Appraisal of property becomes necessary in cases which could be nominally divided into two groups, depending on the nearest perspectives which determine the destiny of such property or activity of the enterprise using it in commerce.
The first group comprises the cases when the legal status of the matter to be appraised or enterprise changes:
• An on-coming deal involving the sale or purchase of the property to be appraised;
• Forthcoming division of property among the enterprise owners;
• Planned separation of a small and viable company from some large concern;
• On-coming merger or acquisition of one entity by another;
• Anticipated reorganization of the company (e.g. a closed joint stock corporation becomes an open joint stock corporation);
• Expected liquidation of a legal entity;
• Effective announcement on alienation of the state-owned property.
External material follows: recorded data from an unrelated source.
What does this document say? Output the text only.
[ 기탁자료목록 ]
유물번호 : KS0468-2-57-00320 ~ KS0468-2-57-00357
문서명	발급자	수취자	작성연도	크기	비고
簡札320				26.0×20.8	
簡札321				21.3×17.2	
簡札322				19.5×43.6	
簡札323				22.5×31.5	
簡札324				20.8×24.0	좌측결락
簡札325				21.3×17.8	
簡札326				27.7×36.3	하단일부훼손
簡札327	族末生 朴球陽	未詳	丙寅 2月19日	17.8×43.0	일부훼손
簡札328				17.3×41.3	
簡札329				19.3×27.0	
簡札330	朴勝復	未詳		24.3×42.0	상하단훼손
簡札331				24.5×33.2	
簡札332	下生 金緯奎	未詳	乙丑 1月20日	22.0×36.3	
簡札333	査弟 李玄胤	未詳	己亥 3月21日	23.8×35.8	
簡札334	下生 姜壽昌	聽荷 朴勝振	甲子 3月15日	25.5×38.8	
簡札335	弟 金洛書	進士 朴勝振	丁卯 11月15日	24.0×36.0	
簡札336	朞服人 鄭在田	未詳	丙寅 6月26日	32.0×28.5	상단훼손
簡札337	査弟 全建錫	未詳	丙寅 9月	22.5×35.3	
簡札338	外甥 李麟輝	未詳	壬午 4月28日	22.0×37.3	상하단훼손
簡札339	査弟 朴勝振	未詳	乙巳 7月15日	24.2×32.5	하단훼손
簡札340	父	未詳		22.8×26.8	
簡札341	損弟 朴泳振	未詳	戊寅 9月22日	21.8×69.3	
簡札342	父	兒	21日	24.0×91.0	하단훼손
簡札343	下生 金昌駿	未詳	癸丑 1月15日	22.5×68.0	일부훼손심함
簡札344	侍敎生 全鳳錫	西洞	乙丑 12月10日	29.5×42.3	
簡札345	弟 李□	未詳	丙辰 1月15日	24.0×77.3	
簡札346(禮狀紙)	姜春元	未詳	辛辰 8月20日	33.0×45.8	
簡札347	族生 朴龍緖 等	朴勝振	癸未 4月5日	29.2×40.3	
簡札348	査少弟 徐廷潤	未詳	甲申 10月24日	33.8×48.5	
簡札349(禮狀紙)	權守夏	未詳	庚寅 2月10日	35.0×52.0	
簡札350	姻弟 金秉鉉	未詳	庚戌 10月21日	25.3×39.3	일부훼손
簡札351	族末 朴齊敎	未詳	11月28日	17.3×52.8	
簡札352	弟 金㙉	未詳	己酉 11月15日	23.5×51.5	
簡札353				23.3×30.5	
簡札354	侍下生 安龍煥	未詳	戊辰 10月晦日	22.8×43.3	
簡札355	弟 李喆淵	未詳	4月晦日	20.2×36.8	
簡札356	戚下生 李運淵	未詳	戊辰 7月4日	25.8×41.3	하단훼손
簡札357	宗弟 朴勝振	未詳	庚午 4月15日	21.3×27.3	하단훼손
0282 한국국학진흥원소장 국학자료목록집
The second group deals with the situations when the legal status of the property to be appraised or enterprise using such property does not change:
• Emersed necessity to make a contribution in the form of intangible assets into a charter capital (in Russian practice more than 90% of IP appraisal deals correspond to this purpose);
• Requirement to substantiate the royalty amount in view of expected license agreement conclusion;
• Necessity to calculate the remuneration due to authors with respect to IP used by the company;
• Need to calculate the damages caused, for example, by the IP infringer;
• Planned bank credit secured by the IP rights of the holder;
• Current preparation of a business plan for the purposes of investments attraction;
• Calculation of succession duties or donor’s tax;
• IP insurance
The above-stated is far from being a full list of all possible cases appearing in commercial practice.